Over the past few weeks Tony Blair has been "letting it be known" to sympathetic sources in the London media that he fancies a return to mainstream British politics. He has even hinted that he'd rather like to be Prime Minister again.
There is something sad about this man, superficially so successful, hankering after supposed past glories. The irony is that he wants to return to British politics because he thinks that would give him more clout on the world stage. He is a Middle East peace envoy, he is engaged with various global charities, he gives advice on international investment. Yet he seems seriously frustrated.
He travels the world by private jet, a kind of powerless potentate. protected by several bodyguards. He delivers speeches at £200,000 a time. People pay a lot to hear him, but are they really listening? When he returns to the UK he has six houses to choose from. One of his former ministers, Peter Kilfoyle, claims he is "obsessed by money". His life is as far from the routine realities of ordinary British citizens as you could imagine, yet he still believes he can connect with ordinary folk in the street.
Do the people want him back? I very much doubt it. I'm not even sure if his own party would want him back. The Labour Party is doing quite well at the moment, in both England and Scotland, and I reckon that its more shrewd strategists would see Mr Blair as a source of division just when Ed Miliband is emerging as a reasonably credible leader.
As for the wider voting public, I'm sure their first question would be about his motivation. After all, he has written of the innocence and lack of cynicism that politicians have – before they start governing. Mr Blair was Prime Minister for 10 years and however idealistic he was at the start, his period in high office was corroded by what he himself called "perpetual immersion in government's plague-infested waters."
He was elected on a swelling tide of hope and optimism, but he wasted the magnificent opportunity he was given. He seemed narcissistic, though he tried to be tough and to create a "command premiership". Yet he could never command his one-time friend and most important colleague, Gordon Brown. His rotten relationship with Mr Brown says little for his social, let alone his political, skills.
And he will always be associated with two wars which were surely unnecessary. If al Qaeda is the enemy we were supposed to be defeating, it's a fluid and slippery enemy. You might "defeat" it in one theatre but it will simply pop up elsewhere. Yemen, Somalia, northern Kenya, wherever. Taking on al Qaeda requires a perpetual process of unconventional warfare. I'm not sure Mr Blair ever actually grasped that.

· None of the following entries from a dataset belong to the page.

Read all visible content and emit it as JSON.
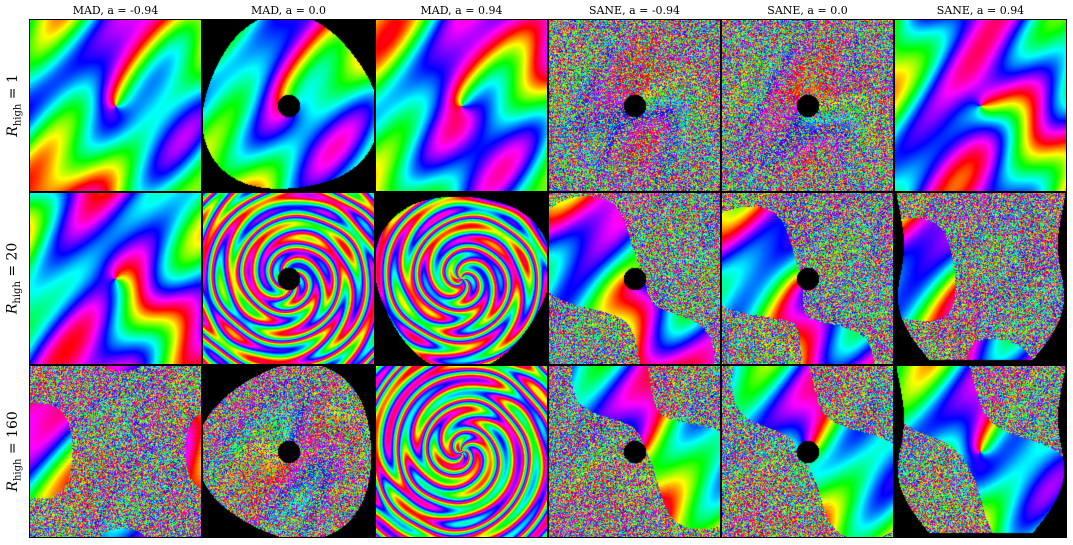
{
  "figure": {
    "columns": [
      {
        "title": "MAD, a = -0.94"
      },
      {
        "title": "MAD, a = 0.0"
      },
      {
        "title": "MAD, a = 0.94"
      },
      {
        "title": "SANE, a = -0.94"
      },
      {
        "title": "SANE, a = 0.0"
      },
      {
        "title": "SANE, a = 0.94"
      }
    ],
    "rows": [
      {
        "symbol": "R",
        "subscript": "high",
        "value": "= 1"
      },
      {
        "symbol": "R",
        "subscript": "high",
        "value": "= 20"
      },
      {
        "symbol": "R",
        "subscript": "high",
        "value": "= 160"
      }
    ],
    "colormap": "hsv",
    "background_color": "#000000",
    "panels": [
      [
        {
          "style": "smooth",
          "mask": "full",
          "hole": false
        },
        {
          "style": "smooth",
          "mask": "disk",
          "hole": true
        },
        {
          "style": "smooth",
          "mask": "full",
          "hole": false
        },
        {
          "style": "noisy",
          "mask": "full",
          "hole": true
        },
        {
          "style": "noisy",
          "mask": "full",
          "hole": true
        },
        {
          "style": "smooth",
          "mask": "full",
          "hole": false
        }
      ],
      [
        {
          "style": "smooth",
          "mask": "full",
          "hole": false
        },
        {
          "style": "banded",
          "mask": "full",
          "hole": true
        },
        {
          "style": "banded",
          "mask": "disk",
          "hole": false
        },
        {
          "style": "mixed",
          "mask": "full",
          "hole": true
        },
        {
          "style": "mixed",
          "mask": "full",
          "hole": true
        },
        {
          "style": "mixed",
          "mask": "lens",
          "hole": false
        }
      ],
      [
        {
          "style": "mixed",
          "mask": "full",
          "hole": false
        },
        {
          "style": "noisy",
          "mask": "disk",
          "hole": true
        },
        {
          "style": "banded",
          "mask": "full",
          "hole": false
        },
        {
          "style": "mixed",
          "mask": "full",
          "hole": true
        },
        {
          "style": "mixed",
          "mask": "full",
          "hole": true
        },
        {
          "style": "mixed",
          "mask": "lens",
          "hole": false
        }
      ]
    ]
  }
}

He has said that early on in power, he didn't do enough with his huge majority, and all the goodwill he had undoubtedly garnered. Yet it was in that early period that he achieved something significant: he delivered devolution,
Of course devolution did not work out as he had expected, because he did not understand non-metropolitan England, let alone Scotland. I sometimes think he should have been Mayor of London, a job at which he would have excelled.
As Prof James Mitchell and others have noted, devolution gave the SNP exactly what it needed to transform itself from being a minor party of protest into a potential party of government. It gave the SNP a political context that it could dominate.
Tony Blair apparently took little interest in the mechanics of devolution. He wanted to make his mark on the world stage. Reforming the UK constitution was low-grade stuff for him. He left the detail to lieutenants, notably the late great Donald Dewar. Ironically, devolution will be his permanent legacy. It's a good legacy. But for this frustrated man, it's not big enough: it does not resonate round the entire world.